After Republican Olympia Snowe announced out of the blue that she wouldn't run again, King, the popular, rich former governor, who is an independent, quickly jumped into the race to succeed her. Just by doing so he managed to scare away three first-stringers from entering the Democratic primary — US representatives Chellie Pingree and Michael Michaud and former governor John Baldacci.
So what kind of senator would the formidable King be? Since the next US Senate is expected to be narrowly divided, that's a big national political question these days.
As in the past, King is spinning hard that he's intensely independent — economically conservative, socially liberal, Republican and Democratic. That spin will drive his campaign. The essence of his platform, he said in an interview, is "being an independent."
And it's true that, as governor, he went both ways, vetoing minimum-wage hikes and supporting gay rights. In his 1998 re-election campaign he had the not-very-secret support of both Democratic and Republican establishments. The parties only put up token candidates against him.
But he left office almost 10 years ago. Where are his heart and brain now?

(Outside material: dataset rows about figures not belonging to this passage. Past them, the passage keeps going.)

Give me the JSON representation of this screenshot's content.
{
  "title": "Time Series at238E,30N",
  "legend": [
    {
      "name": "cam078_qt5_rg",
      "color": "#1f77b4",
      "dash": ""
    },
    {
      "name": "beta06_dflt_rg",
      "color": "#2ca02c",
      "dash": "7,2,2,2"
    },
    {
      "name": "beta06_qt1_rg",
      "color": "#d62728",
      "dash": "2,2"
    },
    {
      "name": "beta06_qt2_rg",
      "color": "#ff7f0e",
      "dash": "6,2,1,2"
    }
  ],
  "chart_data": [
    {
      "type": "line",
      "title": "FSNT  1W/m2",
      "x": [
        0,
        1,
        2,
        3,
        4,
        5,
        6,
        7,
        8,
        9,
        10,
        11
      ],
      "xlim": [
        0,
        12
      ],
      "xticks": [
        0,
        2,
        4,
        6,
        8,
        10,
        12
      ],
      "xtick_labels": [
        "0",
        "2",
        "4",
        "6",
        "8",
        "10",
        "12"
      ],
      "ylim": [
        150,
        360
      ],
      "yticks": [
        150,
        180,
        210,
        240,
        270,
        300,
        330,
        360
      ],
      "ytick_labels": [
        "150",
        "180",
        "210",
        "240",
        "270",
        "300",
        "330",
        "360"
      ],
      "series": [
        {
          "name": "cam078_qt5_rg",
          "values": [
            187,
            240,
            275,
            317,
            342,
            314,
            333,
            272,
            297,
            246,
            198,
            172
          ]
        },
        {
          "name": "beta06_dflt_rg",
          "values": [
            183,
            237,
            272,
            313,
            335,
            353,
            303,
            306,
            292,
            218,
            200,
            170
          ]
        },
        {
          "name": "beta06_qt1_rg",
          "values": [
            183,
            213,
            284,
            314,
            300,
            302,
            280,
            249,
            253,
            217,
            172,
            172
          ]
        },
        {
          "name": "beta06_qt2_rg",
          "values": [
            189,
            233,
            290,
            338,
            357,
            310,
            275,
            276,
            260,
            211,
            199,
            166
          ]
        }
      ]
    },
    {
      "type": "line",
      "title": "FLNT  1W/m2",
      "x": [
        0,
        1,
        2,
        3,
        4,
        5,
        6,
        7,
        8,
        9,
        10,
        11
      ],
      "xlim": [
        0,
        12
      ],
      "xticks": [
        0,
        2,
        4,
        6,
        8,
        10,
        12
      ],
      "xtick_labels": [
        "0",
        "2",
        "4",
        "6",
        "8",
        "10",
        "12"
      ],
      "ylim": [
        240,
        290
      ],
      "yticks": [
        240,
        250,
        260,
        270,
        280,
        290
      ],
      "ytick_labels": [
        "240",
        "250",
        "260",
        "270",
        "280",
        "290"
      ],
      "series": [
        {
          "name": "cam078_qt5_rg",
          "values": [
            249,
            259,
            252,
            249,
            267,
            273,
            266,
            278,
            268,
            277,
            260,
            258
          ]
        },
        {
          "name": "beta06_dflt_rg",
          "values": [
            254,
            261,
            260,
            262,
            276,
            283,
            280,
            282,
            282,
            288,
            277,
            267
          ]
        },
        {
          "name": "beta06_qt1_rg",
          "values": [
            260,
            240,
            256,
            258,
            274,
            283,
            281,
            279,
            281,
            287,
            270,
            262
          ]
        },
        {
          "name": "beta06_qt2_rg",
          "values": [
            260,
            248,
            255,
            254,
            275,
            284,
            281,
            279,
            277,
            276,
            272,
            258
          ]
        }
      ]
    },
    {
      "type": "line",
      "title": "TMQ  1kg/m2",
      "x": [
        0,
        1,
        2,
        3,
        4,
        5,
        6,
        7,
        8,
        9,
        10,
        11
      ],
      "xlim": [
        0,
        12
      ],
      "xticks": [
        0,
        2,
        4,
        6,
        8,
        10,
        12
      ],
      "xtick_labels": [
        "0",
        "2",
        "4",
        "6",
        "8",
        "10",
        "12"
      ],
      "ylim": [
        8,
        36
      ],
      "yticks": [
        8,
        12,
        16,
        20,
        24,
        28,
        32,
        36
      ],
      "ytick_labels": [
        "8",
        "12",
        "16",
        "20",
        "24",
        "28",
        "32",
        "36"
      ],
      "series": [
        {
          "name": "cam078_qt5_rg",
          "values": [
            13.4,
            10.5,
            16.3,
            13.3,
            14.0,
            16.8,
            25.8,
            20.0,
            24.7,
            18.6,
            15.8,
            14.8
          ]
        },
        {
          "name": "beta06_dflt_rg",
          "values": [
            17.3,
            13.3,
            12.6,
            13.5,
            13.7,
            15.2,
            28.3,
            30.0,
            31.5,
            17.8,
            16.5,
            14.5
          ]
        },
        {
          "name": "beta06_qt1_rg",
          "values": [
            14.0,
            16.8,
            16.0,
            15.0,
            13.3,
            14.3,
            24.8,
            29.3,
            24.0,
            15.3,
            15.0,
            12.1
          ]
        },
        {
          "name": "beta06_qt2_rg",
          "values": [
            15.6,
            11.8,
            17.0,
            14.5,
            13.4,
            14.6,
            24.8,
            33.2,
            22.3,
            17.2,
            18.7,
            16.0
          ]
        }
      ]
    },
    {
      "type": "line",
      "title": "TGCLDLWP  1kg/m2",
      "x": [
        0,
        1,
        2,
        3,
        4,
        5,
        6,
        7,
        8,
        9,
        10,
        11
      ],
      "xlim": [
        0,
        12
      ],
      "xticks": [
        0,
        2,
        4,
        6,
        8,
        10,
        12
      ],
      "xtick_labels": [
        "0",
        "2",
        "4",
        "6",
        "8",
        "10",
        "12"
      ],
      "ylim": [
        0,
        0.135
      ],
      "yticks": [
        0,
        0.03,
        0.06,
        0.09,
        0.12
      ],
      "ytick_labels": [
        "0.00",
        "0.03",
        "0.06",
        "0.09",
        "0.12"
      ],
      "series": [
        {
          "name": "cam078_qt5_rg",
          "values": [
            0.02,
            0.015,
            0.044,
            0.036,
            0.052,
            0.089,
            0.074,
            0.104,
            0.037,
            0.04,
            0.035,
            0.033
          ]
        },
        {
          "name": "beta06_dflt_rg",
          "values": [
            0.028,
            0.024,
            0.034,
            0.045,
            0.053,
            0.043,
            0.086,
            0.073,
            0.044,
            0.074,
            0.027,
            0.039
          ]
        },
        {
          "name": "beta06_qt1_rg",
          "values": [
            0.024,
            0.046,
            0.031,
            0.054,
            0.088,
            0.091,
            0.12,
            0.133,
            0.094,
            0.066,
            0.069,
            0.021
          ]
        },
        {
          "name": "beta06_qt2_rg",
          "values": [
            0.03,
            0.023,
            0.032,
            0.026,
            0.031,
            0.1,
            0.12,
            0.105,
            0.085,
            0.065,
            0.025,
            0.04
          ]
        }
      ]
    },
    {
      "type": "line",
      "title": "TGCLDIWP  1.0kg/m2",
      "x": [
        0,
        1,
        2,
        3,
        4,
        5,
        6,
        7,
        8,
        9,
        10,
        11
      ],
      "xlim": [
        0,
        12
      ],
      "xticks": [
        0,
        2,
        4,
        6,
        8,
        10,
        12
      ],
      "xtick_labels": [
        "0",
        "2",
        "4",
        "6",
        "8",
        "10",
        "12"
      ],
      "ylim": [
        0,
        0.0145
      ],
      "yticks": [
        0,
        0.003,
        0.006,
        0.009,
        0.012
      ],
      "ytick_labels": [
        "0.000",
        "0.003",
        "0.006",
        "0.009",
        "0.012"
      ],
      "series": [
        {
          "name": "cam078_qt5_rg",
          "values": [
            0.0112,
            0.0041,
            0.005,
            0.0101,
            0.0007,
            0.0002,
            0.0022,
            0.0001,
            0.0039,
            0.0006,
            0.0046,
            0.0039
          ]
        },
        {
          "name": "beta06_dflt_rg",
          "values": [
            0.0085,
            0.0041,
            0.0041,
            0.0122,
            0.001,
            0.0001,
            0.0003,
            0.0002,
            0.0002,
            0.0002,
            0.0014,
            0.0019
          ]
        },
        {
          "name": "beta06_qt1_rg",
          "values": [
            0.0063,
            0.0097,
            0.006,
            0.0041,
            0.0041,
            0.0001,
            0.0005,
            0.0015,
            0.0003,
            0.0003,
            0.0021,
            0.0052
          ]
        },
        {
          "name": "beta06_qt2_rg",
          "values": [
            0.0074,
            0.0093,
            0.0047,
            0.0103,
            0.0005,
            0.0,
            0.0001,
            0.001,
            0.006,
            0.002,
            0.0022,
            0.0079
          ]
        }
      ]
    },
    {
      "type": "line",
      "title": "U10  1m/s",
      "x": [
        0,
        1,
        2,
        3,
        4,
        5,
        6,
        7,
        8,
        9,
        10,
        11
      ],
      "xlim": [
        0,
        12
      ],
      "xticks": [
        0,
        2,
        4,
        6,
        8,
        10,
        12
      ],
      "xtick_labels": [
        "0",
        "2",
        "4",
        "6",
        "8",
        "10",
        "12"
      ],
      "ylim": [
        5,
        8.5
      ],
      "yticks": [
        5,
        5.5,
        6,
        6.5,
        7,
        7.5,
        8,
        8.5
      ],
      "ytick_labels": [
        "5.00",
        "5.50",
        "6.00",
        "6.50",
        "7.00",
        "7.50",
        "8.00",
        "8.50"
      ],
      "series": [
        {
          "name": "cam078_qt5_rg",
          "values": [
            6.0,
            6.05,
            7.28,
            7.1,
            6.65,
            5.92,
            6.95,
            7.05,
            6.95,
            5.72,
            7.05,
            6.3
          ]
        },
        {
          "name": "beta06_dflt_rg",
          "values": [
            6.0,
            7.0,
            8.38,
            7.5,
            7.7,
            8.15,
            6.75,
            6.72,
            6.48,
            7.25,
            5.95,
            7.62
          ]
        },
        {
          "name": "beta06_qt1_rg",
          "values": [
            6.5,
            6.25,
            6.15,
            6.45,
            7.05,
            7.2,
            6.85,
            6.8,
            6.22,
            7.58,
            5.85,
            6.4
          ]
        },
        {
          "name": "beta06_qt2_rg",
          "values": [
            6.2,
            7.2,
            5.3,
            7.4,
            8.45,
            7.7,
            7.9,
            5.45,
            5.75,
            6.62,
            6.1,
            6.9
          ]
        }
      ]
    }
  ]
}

That location may be revealed in a series of blogs — really, political essays — he wrote in 2010 and 2011 for the Bowdoin Daily Sun, the college's online newsletter. King has taught at Bowdoin since 2004.

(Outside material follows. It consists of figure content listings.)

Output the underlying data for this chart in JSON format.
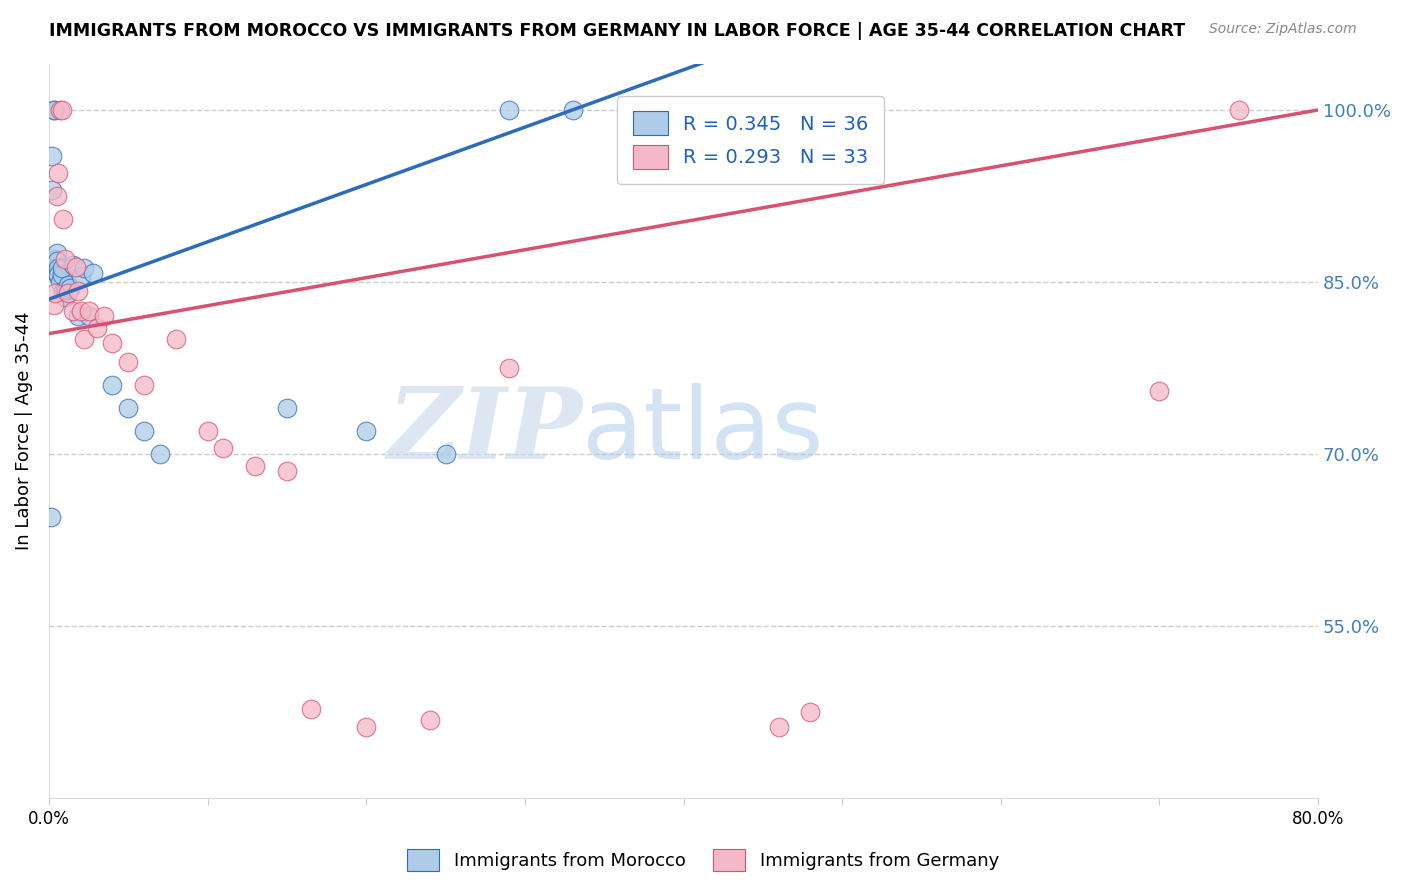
{
  "title": "IMMIGRANTS FROM MOROCCO VS IMMIGRANTS FROM GERMANY IN LABOR FORCE | AGE 35-44 CORRELATION CHART",
  "source": "Source: ZipAtlas.com",
  "ylabel": "In Labor Force | Age 35-44",
  "legend_bottom": [
    "Immigrants from Morocco",
    "Immigrants from Germany"
  ],
  "xlim": [
    0.0,
    0.8
  ],
  "ylim": [
    0.4,
    1.04
  ],
  "yticks": [
    0.55,
    0.7,
    0.85,
    1.0
  ],
  "ytick_labels": [
    "55.0%",
    "70.0%",
    "85.0%",
    "100.0%"
  ],
  "xticks": [
    0.0,
    0.1,
    0.2,
    0.3,
    0.4,
    0.5,
    0.6,
    0.7,
    0.8
  ],
  "xtick_labels": [
    "0.0%",
    "",
    "",
    "",
    "",
    "",
    "",
    "",
    "80.0%"
  ],
  "R_morocco": 0.345,
  "N_morocco": 36,
  "R_germany": 0.293,
  "N_germany": 33,
  "blue_color": "#aecce8",
  "blue_line_color": "#2d6bbf",
  "pink_color": "#f5b8c8",
  "pink_line_color": "#d95070",
  "watermark_zip": "ZIP",
  "watermark_atlas": "atlas",
  "morocco_x": [
    0.001,
    0.002,
    0.002,
    0.003,
    0.003,
    0.004,
    0.004,
    0.005,
    0.005,
    0.005,
    0.006,
    0.006,
    0.007,
    0.008,
    0.008,
    0.009,
    0.01,
    0.01,
    0.011,
    0.012,
    0.013,
    0.015,
    0.018,
    0.02,
    0.022,
    0.025,
    0.028,
    0.04,
    0.05,
    0.06,
    0.07,
    0.15,
    0.2,
    0.25,
    0.29,
    0.33
  ],
  "morocco_y": [
    0.645,
    0.96,
    0.93,
    1.0,
    1.0,
    0.87,
    0.86,
    0.875,
    0.868,
    0.857,
    0.862,
    0.856,
    0.85,
    0.856,
    0.862,
    0.842,
    0.842,
    0.837,
    0.843,
    0.847,
    0.845,
    0.865,
    0.82,
    0.855,
    0.862,
    0.82,
    0.858,
    0.76,
    0.74,
    0.72,
    0.7,
    0.74,
    0.72,
    0.7,
    1.0,
    1.0
  ],
  "germany_x": [
    0.003,
    0.004,
    0.005,
    0.006,
    0.007,
    0.008,
    0.009,
    0.01,
    0.012,
    0.015,
    0.017,
    0.018,
    0.02,
    0.022,
    0.025,
    0.03,
    0.035,
    0.04,
    0.05,
    0.06,
    0.08,
    0.1,
    0.11,
    0.13,
    0.15,
    0.165,
    0.2,
    0.24,
    0.29,
    0.46,
    0.48,
    0.7,
    0.75
  ],
  "germany_y": [
    0.83,
    0.84,
    0.925,
    0.945,
    1.0,
    1.0,
    0.905,
    0.87,
    0.84,
    0.825,
    0.863,
    0.842,
    0.825,
    0.8,
    0.825,
    0.81,
    0.82,
    0.797,
    0.78,
    0.76,
    0.8,
    0.72,
    0.705,
    0.69,
    0.685,
    0.478,
    0.462,
    0.468,
    0.775,
    0.462,
    0.475,
    0.755,
    1.0
  ],
  "blue_trend_x0": 0.0,
  "blue_trend_y0": 0.835,
  "blue_trend_x1": 0.33,
  "blue_trend_y1": 1.0,
  "pink_trend_x0": 0.0,
  "pink_trend_y0": 0.805,
  "pink_trend_x1": 0.8,
  "pink_trend_y1": 1.0
}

Presumably, the essays are candid, composed by someone in his middle 60s who never expected to run for office again. They're also thoughtful and well written, making philosophical points with lively anecdotes. Here's a summary:
The philosopher King
ON GOVERNMENT AND TAXES King strongly defends government as a regulator of huge corporations that often have "no national (or any other) allegiances." Against them, "government is the only real protector we have, imperfect as it may be." Both the Gulf oil disaster and the financial crisis were "unadulterated products of the free market." He takes Ronald Reagan to task for his statement, which he bemoans as the contemporary conventional wisdom, that government is the problem.
He also attacks another Reagan principle, "the official core ideology of the Republican Party," he says, that taxes are always bad and always wasted. "My father — the best man I ever met — never complained about taxes," he writes. Paying income taxes was good "because it meant you were making money and, more fundamentally . . . paying taxes was a privilege of citizenship."

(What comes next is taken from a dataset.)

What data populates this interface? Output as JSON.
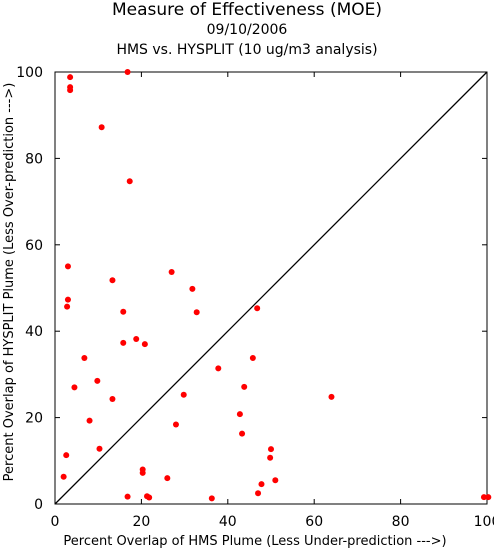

ON CAPITALISM Capitalism is superior to socialism at producing opportunity, creativity, and goods. But "the exploitation of workers and resources is hard-wired into the logic of the capitalist system," which constantly tries to lower costs. Ending child labor, sweatshops, dangerous working conditions, 70-hour work weeks, poisoned air and water — capitalism "fought each reform in turn." So we need "capitalism with rules" — muscular government rules.
And without national rules, "companies will play states off against one another" in a "race to the bottom" to gut environmental and labor safeguards. As governor, King "lived this kind of competition for eight years." If we give free rein to the free market, "if the unions are eviscerated and government is rendered impotent, we will have no defense left."